Is it really better to keep your savings in boring old cash than venture into the sexy stock market?

As the Queen celebrated her 90th birthday, the Association of Investment Companies noted that 27 investment trusts have also been around for 90 years, and those trusts have delivered an average £900 return on £100 invested over the past 25 years from 1991. The best 25-year savings return on £100 would have been a relatively feeble £537.

But this week veteran broadcaster Paul Lewis claimed that cash has been a better bet than tracking the stock market, for most five-year investment periods since 1995.

He says: “I have long suspected that the merits of cash were underplayed by traditional research which compares poor cash rates with often exaggerated gains on investments in shares.”

You would have had to be on full alert, switching your savings once a year into the top-paying one-year bond, whichever was top of the ‘best buy’ table, to be a winner. The research pits that against a FTSE-100 tracker fund, which reflects the performance of the leading share index, including reinvesting the important element of dividends.

It found that this so-called ‘active cash’ beat the total returns on the tracker fund in 57per cent of the 192 five-year periods beginning each month from 1 January 1995 to the present.

Mr Lewis says it shows that “people who prefer the safety of cash can make returns that beat those on tracker funds in a majority of time periods”, and also “confirms that the risk of making losses on a shares investment is very real”.

On investments held for less than five years between 1995 and 2015 there was a 25per cent or greater chance of losing money, and over nine or 10 year holding periods the chance was still 10 per cent. “Few advisers know those odds still less inform their clients of them,” Mr Lewis says.

As for the traditional studies, the best known is the annual Barclays Equity Gilt Study, which Mr Lewis says exaggerates share gains by excluding the effect of charges. It also understates cash by using Treasury Bills currently paying 0.45per cent or a Nationwide account paying 0.25 per cent, whereas the best-paying one-year savings bond is at 2.1per cent.

Mr Lewis adds: “There is nothing to indicate that the stock market experience of the last 21 years is not typical.”

Laith Khalaf, senior analyst at brokers Hargreaves Lansdown, says savers who want access to their capital within five years should not anyway consider investing in the stock market, because the risk of loss is too high.

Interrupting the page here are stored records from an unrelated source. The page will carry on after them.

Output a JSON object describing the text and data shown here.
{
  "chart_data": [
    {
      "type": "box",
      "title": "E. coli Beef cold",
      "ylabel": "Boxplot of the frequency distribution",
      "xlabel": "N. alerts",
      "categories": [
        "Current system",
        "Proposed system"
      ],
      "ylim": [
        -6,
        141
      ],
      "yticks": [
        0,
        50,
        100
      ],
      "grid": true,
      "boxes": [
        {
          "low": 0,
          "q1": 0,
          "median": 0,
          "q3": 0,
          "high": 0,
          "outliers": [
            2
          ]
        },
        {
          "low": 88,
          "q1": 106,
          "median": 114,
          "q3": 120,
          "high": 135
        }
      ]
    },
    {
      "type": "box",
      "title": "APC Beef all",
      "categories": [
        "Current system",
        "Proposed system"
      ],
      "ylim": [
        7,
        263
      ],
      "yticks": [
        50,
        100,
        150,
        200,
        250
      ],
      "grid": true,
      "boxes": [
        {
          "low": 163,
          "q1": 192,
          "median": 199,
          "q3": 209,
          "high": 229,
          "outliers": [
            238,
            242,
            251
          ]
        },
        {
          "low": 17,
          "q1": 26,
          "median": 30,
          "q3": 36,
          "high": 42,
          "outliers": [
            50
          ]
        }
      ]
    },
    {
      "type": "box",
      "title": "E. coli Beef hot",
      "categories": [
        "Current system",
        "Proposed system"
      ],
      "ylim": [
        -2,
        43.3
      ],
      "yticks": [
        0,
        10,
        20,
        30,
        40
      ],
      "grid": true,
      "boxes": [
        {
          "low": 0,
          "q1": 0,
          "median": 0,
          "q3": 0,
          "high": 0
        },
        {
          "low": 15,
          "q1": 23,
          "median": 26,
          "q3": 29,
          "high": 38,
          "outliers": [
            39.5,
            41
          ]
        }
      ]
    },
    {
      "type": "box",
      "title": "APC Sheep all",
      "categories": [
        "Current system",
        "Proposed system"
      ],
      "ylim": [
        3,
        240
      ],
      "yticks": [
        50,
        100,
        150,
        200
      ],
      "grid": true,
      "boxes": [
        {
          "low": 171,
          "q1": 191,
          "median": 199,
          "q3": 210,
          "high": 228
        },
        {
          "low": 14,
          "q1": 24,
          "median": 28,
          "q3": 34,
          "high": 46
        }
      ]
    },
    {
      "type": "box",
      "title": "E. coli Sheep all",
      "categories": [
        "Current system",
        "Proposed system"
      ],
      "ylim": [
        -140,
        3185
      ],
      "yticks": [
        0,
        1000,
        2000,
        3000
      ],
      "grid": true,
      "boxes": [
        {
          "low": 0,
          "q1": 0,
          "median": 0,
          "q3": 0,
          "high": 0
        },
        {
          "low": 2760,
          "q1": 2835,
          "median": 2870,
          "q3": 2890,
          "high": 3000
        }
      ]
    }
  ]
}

But he goes on: “The analysis implies an annual fund charge of one per cent, which in our experience is realistic for the period in question, dating as it does back to 1995. However the funds market has changed significantly over this period, and UK index tracker funds are now available for under 0.1per cent per annum.”

Further, most UK investors, both passive and active, are aligned with the FTSE All Share, where returns have been around 0.5 per cent a year higher than the FTSE-100 since 1995.

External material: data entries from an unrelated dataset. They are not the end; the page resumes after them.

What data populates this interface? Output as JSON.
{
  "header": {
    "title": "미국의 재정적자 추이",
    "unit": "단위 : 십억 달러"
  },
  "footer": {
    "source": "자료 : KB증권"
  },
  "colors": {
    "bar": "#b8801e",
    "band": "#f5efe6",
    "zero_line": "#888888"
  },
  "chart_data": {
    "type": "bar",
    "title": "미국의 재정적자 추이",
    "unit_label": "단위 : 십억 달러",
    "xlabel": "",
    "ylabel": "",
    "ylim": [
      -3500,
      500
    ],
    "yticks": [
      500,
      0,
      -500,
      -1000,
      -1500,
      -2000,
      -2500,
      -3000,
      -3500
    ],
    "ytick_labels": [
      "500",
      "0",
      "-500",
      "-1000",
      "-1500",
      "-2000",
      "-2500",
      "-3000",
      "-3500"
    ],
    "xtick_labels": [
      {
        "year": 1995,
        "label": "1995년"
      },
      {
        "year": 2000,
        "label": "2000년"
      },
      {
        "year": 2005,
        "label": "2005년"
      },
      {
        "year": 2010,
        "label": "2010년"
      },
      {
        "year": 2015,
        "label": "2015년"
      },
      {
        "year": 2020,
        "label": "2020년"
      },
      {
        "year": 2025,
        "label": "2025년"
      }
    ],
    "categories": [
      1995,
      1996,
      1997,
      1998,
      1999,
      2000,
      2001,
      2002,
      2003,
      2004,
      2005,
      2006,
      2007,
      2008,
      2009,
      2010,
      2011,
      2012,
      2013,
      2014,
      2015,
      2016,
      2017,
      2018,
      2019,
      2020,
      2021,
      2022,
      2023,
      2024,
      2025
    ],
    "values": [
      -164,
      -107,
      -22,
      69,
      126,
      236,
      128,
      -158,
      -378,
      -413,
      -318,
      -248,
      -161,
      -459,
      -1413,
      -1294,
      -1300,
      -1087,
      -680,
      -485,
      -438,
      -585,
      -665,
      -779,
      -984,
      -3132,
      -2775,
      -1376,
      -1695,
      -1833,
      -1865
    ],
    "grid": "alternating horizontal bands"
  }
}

Calum Bennie, savings expert at Scottish Friendly, adds: “Putting to one side the fact that few people have the time or inclination to move their money on an ongoing basis into best buy cash savings accounts, the fact is that if they did, these top rates wouldn’t last for long. High demand for them would mean the attractive rate would be quickly withdrawn or reduced.”

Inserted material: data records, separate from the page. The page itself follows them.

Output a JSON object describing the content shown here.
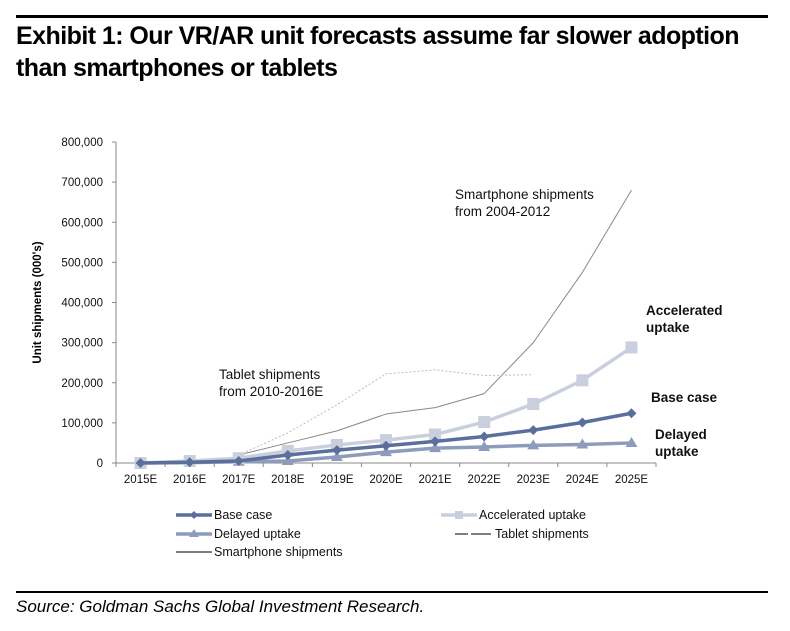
{
  "title": "Exhibit 1: Our VR/AR unit forecasts assume far slower adoption than smartphones or tablets",
  "source": "Source: Goldman Sachs Global Investment Research.",
  "chart_data": {
    "type": "line",
    "title": "",
    "xlabel": "",
    "ylabel": "Unit shipments (000's)",
    "ylim": [
      0,
      800000
    ],
    "yticks": [
      0,
      100000,
      200000,
      300000,
      400000,
      500000,
      600000,
      700000,
      800000
    ],
    "ytick_labels": [
      "0",
      "100,000",
      "200,000",
      "300,000",
      "400,000",
      "500,000",
      "600,000",
      "700,000",
      "800,000"
    ],
    "categories": [
      "2015E",
      "2016E",
      "2017E",
      "2018E",
      "2019E",
      "2020E",
      "2021E",
      "2022E",
      "2023E",
      "2024E",
      "2025E"
    ],
    "grid": false,
    "legend_position": "bottom",
    "series": [
      {
        "name": "Base case",
        "color": "#5a6f9c",
        "marker": "diamond",
        "values": [
          0,
          2000,
          5000,
          20000,
          32000,
          43000,
          54000,
          66000,
          82000,
          101000,
          124000
        ]
      },
      {
        "name": "Accelerated uptake",
        "color": "#c9cfdd",
        "marker": "square",
        "values": [
          0,
          5000,
          12000,
          30000,
          45000,
          57000,
          71000,
          102000,
          147000,
          206000,
          288000
        ]
      },
      {
        "name": "Delayed uptake",
        "color": "#8e9cbc",
        "marker": "triangle",
        "values": [
          0,
          1000,
          3000,
          5000,
          15000,
          27000,
          37000,
          40000,
          44000,
          46000,
          50000
        ]
      },
      {
        "name": "Tablet shipments",
        "color": "#bbbbbb",
        "marker": "none",
        "dash": true,
        "values": [
          null,
          null,
          20000,
          75000,
          145000,
          222000,
          232000,
          218000,
          220000,
          null,
          null
        ]
      },
      {
        "name": "Smartphone shipments",
        "color": "#888888",
        "marker": "none",
        "values": [
          null,
          null,
          20000,
          50000,
          80000,
          122000,
          138000,
          173000,
          300000,
          475000,
          680000
        ]
      }
    ],
    "annotations": [
      {
        "text": [
          "Smartphone shipments",
          "from 2004-2012"
        ],
        "bold": false
      },
      {
        "text": [
          "Tablet shipments",
          "from 2010-2016E"
        ],
        "bold": false
      },
      {
        "text": [
          "Accelerated",
          "uptake"
        ],
        "bold": true
      },
      {
        "text": [
          "Base case"
        ],
        "bold": true
      },
      {
        "text": [
          "Delayed",
          "uptake"
        ],
        "bold": true
      }
    ]
  }
}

Hargreaves’ figures show ‘active cash’ making five per cent a year since 1995, less than the HSBC FTSE-100 Tracker return of 5.9per cent after charges, and left behind by the 7.8per cent of the ‘average stock market fund’ after charges, and by the 12.6per cent achieved by star fund manager Neil Woodford. Eight out of nine investors are in active funds, not trackers, it says – but its figures are based on holding cash or shares for 25 years.

Annabel Brodie-Smith at the Association of Investment Companies says: “Whilst we would agree that five years should not be considered long-term, and equity investors should have a longer-term time horizon in mind, the average investment company is up 40per cent over the past five years, compared to 25per cent for the FTSE 100 and just two per cent for the average high interest cash account. The average UK All Companies investment trust has performed even better, and is up 64per cent.

“Over the long-term, the outperformance is even more significant, despite the credit crunch, and the dotcom bust.”

Patrick Connolly, certified financial planner at Chase de Vere, says Mr Lewis is wrong to say advisers do not issue risk warnings to clients.

“The overwhelming majority of independent financial advisers are well aware of the risks of stock markets and inform their clients, which is why these clients are likely to hold a balanced portfolio including shares, fixed interest, property and cash rather than being fully invested in shares. So while Paul’s research undoubtedly has merit, the lesson from it isn’t to choose cash and completely avoid equities."